First, they failed to provide a force to regulate the rally. Then, once the mob attacked they failed to turn up. Even if the Kaliachak police station was under attack, reinforcements were slow to arrive.
“We were sitting outside our shop when the mob arrived,” said Shitesh Sarkar, who runs a tea stall in Baliadanga. “They broke one wall of my shop and dropped kerosene into the milk. The incident happened at noon but it was 5 pm before the police arrived.”
The abdication of the local authorities does not end there. “The police won’t even take complaints,” said another Baliadanga resident. “We were told that they were under orders from the chief minister not to take complaints against members of a certain community in the four months leading up to the elections.”
Days after the incident, the district administration was tight-lipped. Nine officers were transferred out of the Kaliachak thana and eight new men brought in, but officials denied that it had anything to do with the incident. “If it happened, it’s just the normal process of transfers,” said additional district magistrate general Debatosh Mandal.

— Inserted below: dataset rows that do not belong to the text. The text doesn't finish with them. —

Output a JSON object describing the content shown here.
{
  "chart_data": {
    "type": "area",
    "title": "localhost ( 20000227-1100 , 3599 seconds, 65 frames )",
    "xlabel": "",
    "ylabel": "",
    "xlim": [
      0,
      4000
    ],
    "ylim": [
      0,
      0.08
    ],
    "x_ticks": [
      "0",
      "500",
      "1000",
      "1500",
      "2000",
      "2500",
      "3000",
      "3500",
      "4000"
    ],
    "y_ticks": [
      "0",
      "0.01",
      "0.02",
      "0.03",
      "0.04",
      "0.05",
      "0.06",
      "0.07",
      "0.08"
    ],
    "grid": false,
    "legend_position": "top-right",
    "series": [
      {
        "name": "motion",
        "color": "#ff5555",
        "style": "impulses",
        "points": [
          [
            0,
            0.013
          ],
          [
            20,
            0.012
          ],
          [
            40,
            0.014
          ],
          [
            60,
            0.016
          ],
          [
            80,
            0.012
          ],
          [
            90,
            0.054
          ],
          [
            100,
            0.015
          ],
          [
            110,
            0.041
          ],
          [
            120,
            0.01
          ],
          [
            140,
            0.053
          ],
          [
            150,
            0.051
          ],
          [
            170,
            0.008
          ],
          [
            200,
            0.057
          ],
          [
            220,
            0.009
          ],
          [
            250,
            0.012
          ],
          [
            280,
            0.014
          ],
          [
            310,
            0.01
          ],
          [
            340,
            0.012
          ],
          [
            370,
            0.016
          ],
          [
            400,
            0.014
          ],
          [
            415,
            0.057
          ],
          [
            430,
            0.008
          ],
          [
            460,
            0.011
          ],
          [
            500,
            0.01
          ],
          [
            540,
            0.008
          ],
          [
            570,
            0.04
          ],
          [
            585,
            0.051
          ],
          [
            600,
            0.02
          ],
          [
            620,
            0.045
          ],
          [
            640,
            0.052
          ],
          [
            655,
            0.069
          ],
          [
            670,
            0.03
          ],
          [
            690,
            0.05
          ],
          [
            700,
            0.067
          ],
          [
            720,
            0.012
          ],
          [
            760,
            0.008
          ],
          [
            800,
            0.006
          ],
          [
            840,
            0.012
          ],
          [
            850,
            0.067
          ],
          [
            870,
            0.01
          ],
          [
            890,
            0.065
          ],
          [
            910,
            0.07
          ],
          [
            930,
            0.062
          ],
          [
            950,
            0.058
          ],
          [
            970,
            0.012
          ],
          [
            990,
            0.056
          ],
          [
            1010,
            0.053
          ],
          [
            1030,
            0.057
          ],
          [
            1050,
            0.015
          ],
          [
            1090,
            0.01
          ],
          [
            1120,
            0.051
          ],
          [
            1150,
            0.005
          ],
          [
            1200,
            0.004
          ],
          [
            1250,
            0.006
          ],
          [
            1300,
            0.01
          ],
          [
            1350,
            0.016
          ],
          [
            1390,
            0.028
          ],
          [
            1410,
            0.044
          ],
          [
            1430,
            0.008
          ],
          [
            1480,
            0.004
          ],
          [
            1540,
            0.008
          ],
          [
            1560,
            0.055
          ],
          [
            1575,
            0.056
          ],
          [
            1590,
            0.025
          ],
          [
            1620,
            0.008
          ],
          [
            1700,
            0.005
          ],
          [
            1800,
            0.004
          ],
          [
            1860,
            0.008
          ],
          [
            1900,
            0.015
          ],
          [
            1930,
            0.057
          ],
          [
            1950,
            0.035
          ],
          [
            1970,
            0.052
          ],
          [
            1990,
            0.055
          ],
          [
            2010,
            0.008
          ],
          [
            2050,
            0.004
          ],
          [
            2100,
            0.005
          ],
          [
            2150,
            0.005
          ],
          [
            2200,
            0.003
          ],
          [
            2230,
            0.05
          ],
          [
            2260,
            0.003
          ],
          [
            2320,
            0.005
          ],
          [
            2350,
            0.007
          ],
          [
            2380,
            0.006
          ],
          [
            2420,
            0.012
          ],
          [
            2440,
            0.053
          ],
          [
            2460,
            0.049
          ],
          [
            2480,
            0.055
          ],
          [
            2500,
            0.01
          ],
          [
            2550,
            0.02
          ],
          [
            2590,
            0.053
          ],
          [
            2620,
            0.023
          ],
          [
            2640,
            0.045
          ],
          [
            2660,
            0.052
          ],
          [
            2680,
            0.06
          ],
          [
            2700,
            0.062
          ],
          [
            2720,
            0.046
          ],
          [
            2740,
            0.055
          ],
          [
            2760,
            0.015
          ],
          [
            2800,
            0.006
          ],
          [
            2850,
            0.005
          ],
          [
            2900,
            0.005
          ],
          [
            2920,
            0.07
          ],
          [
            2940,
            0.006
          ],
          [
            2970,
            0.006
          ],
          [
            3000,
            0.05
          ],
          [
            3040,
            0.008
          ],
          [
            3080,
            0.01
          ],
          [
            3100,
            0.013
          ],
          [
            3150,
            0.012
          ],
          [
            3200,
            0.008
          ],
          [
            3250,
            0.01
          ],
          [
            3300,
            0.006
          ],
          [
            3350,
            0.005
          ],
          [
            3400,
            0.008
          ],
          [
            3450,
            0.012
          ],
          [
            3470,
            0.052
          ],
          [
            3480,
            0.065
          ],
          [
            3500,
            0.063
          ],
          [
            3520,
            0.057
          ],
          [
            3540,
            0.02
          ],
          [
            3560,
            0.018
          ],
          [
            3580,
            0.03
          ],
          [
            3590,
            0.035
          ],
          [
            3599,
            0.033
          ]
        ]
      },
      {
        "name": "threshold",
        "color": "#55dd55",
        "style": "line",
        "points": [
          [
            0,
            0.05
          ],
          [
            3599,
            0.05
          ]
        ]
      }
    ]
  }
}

When asked about what happened that day, the district’s additional superintendent of police was dismissive: “What happened? Nothing happened. There was some trouble but now it’s all under control.”
For now, Kaliachak seems to be free from the charge of communal violence. On Saturday, Banerjee asserted that the incident was not communal and other parties seem to be taking her cue. For good measure, TMC MP Derek O’Brien blamed the BJP and the Rashtriya Swayamsewak Sangh for communalising the incident. But the incident has created two shades of fear in the two communities in Kaliachak.
Police marches through the town have created a tense environment, especially among the Muslim community. “Ten people have been arrested for the violence and we feel that is the constitutional process,” said Rahman. “But the police conduct nightly raids here. People are afraid to sleep at night, for fear that they will be rounded up and caught.”
For the families who live in Baliadanga, it is the lack of security that is worrying. “If the police are not going to protect us, who is going to ensure our security?” asked one resident. There are murmurs of “defence strategies” among the younger residents of the area and outsiders are regarded with suspicion.
And the fear created by the mob violence has a communal tinge to it. The attackers had tried to burn down a local temple, residents allege. And no, such an incident of violence had not occurred before, but past offences, real or imagined, are now remembered: Hindu shops are the first to be attacked during Muharram, they have shut down rath melas, they don’t let us play kirtan on the loudspeakers. Some youths claimed to have armed themselves and protected a local rath mela.
Among the many loose ends of the Kaliachak episode is the curious case of the disappearing RSS. Tanmoy Tewari, the boy who was shot in the leg, was reported to be an RSS activist. When asked about it, Tewari’s sister said he had no affiliations with the group. Residents of Baliadanga also affirmed that there had been no RSS presence in the locality since 2008. “They used to have a sports camp for kids earlier but that wound up long ago,” said a resident. “Children these days are too busy with homework and social media to pay attention to sports.”
But Chakraborty claimed the RSS had a strong organisational presence in the district and a shakha near that very locality. Why, then, had the local residents denied any association with the group? The reason, he said, was fear.